Quelques dizaines d’internautes, ces derniers jours, affirment sur Twitter, captures d’écran à l’appui, avoir été bloqués par le compte de la chaîne YouTube, «ThinkerView».

Cette chaîne, qui compte aujourd’hui près de 450 000 abonnés sur YouTube, est connue pour ses entretiens au long cours (une à deux heures), sur fond noir, où seul l’interviewé est visible (de l’intervieweur, on entend seulement la voix grave). Parmi les personnalités reçues ces trois dernières années, pour ne citer qu’elles : Elise Lucet, Arnaud Montebourg, Jean-Luc Mélenchon, Juan Branco, Aymeric Caron, Natacha Polony, Emmanuel Todd, Barbara Stiegeler, Monique Pinçon-Charlot ou Edwy Plenel.
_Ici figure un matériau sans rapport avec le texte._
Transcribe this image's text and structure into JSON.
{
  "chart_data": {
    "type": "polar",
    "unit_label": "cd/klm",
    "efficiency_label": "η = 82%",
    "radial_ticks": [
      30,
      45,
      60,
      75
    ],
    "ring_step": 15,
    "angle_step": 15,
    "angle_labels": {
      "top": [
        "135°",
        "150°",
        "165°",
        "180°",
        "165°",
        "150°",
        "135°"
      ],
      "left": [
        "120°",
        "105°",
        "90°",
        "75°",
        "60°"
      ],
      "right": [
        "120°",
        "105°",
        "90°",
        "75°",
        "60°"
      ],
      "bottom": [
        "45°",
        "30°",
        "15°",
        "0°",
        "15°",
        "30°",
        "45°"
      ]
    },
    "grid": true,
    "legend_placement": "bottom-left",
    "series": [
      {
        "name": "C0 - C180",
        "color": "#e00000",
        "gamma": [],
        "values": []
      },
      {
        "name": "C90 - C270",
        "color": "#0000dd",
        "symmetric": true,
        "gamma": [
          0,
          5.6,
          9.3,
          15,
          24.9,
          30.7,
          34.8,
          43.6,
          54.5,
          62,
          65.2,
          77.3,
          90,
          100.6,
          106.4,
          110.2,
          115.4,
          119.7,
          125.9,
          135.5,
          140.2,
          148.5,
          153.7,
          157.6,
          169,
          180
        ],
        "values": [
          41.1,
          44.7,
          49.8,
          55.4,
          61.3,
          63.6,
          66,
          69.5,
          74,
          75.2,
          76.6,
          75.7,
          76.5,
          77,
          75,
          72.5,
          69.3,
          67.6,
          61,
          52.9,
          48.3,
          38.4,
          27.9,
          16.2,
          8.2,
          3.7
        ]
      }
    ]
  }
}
Certains des entretiens, comme celui avec Juan Branco, dépassent le million de vues, quand la moyenne se situe davantage autour de 500 000. Des chiffres impressionnants pour un média lancé il y a sept ans, et qui reçoit chaque mois plus de 16 000 euros de dons sur la plateforme Tipee.

Pour répondre à votre question : de fait, ces derniers jours, le compte Twitter ThinkerView a bloqué un certain nombre, impossible à déterminer, de comptes Twitter, se réclamant souvent de la mouvance anarchiste, ou de la gauche la plus radicale. Mais d’autres personnes, suite à la publication de cet article, assurent également avoir été bloqués par le même compte, alors qu’ils ne disent ni anarchistes, ni de gauche radicale.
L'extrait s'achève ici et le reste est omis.